The stock market offers various trading platforms for investors to trade in the stocks without any hassle. This is the place where individuals invest their funds for the long term. However, there are other traders too, who enter these markets with the purpose of making small quick profits by trading for minutes or hours.
These traders are known as scalpers, who believe in making immediate profits rather than waiting for the long term.
Before getting a dig deep into this, let’s understand how scalping can be used to collect huge profits through small trading techniques.
What is Scalping?
If you have heard the name scalping, you would be wondering what these scalpers are and how they achieve profits from the deal.
Scalping is a short term trading strategy used to achieve profit from the volumes of trade placed, rather than focus on maximizing capital gains on each trade.
These are short trading styles predominantly used in intraday trading.

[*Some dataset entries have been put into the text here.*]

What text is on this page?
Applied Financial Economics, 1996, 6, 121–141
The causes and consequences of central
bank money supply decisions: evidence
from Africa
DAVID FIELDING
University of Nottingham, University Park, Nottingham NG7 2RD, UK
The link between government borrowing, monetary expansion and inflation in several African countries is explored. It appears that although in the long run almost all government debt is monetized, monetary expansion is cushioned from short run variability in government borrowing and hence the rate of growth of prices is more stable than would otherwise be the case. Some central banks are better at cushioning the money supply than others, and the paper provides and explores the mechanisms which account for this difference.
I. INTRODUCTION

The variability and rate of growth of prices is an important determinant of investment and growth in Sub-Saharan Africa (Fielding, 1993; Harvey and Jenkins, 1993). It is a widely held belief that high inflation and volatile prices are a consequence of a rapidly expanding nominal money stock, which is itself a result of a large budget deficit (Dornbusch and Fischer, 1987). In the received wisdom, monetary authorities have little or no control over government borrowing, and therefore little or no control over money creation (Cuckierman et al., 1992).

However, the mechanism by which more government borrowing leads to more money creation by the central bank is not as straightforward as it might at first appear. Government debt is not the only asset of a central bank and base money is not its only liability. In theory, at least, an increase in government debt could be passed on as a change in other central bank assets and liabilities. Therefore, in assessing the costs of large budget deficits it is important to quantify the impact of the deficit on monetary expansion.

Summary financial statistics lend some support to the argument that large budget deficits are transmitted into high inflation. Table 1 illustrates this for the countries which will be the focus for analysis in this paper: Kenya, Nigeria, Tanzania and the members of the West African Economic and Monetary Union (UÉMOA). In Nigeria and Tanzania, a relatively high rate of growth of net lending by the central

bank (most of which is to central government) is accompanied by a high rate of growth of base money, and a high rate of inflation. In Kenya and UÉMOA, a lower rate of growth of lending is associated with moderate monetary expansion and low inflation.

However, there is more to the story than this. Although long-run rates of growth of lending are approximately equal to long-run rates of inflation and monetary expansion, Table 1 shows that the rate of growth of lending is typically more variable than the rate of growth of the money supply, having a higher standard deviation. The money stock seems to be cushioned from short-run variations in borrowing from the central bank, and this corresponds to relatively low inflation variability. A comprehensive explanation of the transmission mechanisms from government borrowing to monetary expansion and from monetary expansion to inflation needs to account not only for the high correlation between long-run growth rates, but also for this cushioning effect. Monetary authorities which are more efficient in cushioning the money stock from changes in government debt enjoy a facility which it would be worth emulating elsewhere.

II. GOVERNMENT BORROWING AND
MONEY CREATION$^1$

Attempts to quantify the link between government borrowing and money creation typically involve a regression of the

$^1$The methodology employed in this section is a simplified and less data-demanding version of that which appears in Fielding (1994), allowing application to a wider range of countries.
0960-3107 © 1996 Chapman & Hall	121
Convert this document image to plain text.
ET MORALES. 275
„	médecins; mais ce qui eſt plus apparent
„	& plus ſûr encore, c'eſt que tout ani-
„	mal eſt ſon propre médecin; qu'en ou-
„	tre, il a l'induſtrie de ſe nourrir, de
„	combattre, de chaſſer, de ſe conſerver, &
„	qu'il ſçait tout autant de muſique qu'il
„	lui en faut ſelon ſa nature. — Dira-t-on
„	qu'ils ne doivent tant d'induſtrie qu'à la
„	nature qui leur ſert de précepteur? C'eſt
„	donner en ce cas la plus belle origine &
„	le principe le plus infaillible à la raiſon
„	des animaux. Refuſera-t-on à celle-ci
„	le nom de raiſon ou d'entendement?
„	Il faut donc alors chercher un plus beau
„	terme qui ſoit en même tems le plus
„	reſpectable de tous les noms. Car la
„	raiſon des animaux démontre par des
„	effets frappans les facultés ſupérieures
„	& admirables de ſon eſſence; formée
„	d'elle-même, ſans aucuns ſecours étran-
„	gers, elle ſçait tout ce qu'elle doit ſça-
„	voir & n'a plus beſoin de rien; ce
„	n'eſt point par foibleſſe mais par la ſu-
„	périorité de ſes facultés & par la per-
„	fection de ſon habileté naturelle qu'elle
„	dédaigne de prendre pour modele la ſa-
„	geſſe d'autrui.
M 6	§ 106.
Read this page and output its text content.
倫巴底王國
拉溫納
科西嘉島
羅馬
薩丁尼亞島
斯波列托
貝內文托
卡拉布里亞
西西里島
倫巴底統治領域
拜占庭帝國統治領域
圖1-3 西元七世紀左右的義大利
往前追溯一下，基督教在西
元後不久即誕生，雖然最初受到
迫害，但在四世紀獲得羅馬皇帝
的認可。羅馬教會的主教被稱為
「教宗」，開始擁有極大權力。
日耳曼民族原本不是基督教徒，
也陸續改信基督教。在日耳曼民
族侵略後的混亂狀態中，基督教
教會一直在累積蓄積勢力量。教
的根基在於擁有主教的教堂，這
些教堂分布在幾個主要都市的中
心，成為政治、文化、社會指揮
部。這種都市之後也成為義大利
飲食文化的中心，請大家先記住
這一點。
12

Scalpers trade frequently and in small trading sessions.
The name scalping got famous due to the traders who adopt such styles - they quickly enter and exit from the market by making small profits from a large number of trades, throughout the day trading.
A scalp trader usually follows a strict exit policy as one huge loss could eliminate all the profits made throughout the day. Therefore this trading style requires discipline, stamina and decisiveness.
If one possesses these qualities with the right strategy, he/she can become a successful scalp trader.
Scalp traders often enjoy the trading style that it requires. However, to achieve successful deals, you are required to execute numerous technical trading techniques to identify profit opportunities in the market.
How Does Scalping Work?
Before answering the question, how does scalping work, lets understand the trading mechanism of scalping.
Scalp trading is a short term trading style that includes buying and selling of assets multiple times to book profit. Trading multiple times allows a trader to earn from the price difference.
It involves buying an asset at a lower price and selling at a high or vice versa.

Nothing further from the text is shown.